Graphic by Angelie Zaslavsky
Canada’s Prime Minister Justin Trudeau formally apologized on Wednesday for the country’s 1939 refusal to take in a ship carrying more than 900 Jewish refugees, adding that the country would do more to protect Canadian Jews from violence.
The St. Louis left Hamburg in May 1939 in a desperate search for a safe haven from persecution by Nazi Germany. After it was rebuffed by Canada and other nations, it returned to Europe, where historians have estimated that more than 250 of the passengers were murdered in Nazi death camps.
“We apologize to the 907 German Jews aboard the St. Louis, as well as their families,” Trudeau told the House of Commons. “We are sorry for the callousness of Canada’s response. We are sorry for not apologizing sooner.”
The apology came less than two weeks after a gunman shot dead 11 people, including a Canadian woman, at a synagogue in Pittsburgh. Vigils were held across Canada in the aftermath of the attack.

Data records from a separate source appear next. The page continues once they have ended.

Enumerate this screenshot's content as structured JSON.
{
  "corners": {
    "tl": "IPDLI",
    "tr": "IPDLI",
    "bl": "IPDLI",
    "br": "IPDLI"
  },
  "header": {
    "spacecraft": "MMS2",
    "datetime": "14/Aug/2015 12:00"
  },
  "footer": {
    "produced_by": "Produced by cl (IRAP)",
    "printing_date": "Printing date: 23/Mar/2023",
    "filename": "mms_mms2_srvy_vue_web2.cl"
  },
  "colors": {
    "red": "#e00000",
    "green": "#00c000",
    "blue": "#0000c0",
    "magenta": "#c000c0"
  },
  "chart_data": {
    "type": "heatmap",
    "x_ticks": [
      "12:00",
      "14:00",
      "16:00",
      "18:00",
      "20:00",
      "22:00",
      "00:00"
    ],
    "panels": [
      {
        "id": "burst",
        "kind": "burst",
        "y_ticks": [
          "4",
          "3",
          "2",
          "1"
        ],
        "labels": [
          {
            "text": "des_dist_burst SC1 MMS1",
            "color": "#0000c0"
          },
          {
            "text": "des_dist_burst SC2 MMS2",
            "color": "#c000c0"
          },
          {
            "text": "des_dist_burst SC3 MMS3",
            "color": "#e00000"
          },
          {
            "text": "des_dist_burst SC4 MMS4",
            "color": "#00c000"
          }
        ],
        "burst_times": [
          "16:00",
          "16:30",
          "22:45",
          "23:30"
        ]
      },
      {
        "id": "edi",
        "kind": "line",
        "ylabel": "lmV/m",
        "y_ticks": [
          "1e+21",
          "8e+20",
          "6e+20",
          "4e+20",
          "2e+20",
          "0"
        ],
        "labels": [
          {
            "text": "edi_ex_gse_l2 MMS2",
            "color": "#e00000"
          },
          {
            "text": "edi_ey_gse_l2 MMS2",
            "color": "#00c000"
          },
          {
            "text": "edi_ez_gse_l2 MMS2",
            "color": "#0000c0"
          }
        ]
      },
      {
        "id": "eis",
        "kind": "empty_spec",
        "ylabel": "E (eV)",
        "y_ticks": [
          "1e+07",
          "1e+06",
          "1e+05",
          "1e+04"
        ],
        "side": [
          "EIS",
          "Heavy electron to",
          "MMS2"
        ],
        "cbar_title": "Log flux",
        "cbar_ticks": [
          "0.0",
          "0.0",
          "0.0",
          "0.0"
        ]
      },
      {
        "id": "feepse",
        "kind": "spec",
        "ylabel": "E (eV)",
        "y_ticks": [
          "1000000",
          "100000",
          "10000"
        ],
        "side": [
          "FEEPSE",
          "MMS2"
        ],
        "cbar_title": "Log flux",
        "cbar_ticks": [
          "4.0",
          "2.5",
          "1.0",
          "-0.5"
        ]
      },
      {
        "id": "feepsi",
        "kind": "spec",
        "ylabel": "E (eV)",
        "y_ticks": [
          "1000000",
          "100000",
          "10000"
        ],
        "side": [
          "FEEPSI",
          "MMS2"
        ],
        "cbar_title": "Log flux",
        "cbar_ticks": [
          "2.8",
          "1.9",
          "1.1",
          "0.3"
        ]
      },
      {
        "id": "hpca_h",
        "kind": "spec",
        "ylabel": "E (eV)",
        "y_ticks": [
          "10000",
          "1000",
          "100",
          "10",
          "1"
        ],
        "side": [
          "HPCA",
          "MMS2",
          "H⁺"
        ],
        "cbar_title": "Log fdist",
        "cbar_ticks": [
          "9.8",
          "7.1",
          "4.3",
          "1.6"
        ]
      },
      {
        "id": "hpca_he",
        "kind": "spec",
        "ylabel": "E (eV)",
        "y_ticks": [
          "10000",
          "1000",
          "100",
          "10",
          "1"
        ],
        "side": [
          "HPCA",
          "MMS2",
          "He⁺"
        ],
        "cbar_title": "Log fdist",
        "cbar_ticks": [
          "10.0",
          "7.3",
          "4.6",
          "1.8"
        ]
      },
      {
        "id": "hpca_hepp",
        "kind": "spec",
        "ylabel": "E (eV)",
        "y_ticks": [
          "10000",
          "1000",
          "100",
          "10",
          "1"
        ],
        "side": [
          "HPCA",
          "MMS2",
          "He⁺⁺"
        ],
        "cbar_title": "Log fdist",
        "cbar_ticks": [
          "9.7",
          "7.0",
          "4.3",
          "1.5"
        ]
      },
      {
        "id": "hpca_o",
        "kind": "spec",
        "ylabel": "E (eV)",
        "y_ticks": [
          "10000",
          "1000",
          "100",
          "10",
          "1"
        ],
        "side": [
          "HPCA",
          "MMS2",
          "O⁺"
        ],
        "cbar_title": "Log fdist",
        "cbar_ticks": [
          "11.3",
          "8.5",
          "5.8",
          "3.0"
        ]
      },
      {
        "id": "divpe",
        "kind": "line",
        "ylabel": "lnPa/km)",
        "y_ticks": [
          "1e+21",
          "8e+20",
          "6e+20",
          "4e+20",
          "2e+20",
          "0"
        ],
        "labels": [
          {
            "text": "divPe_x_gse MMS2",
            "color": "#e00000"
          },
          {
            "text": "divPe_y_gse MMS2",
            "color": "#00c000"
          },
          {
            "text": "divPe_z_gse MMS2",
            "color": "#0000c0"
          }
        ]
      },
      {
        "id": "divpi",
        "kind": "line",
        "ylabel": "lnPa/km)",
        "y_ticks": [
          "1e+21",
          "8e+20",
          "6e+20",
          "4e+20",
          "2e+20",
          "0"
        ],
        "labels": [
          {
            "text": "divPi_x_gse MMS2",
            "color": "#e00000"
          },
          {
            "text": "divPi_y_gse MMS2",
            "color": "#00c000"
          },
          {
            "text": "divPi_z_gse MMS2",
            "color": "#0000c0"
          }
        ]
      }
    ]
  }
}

Jewish Canadians “are understandably feeling vulnerable” and there have been calls “to protect synagogues and other places that are at risk of hate-motivated crimes,” Trudeau said during his parliamentary address.
Shimon Koffler Fogel, head of the Centre for Israel and Jewish Affairs, applauded Trudeau’s “historic apology” and his pledge to expand security measures for Jewish institutions.
Earlier, Trudeau met with Ana Maria Gordon, the only surviving Canadian passenger from the ship.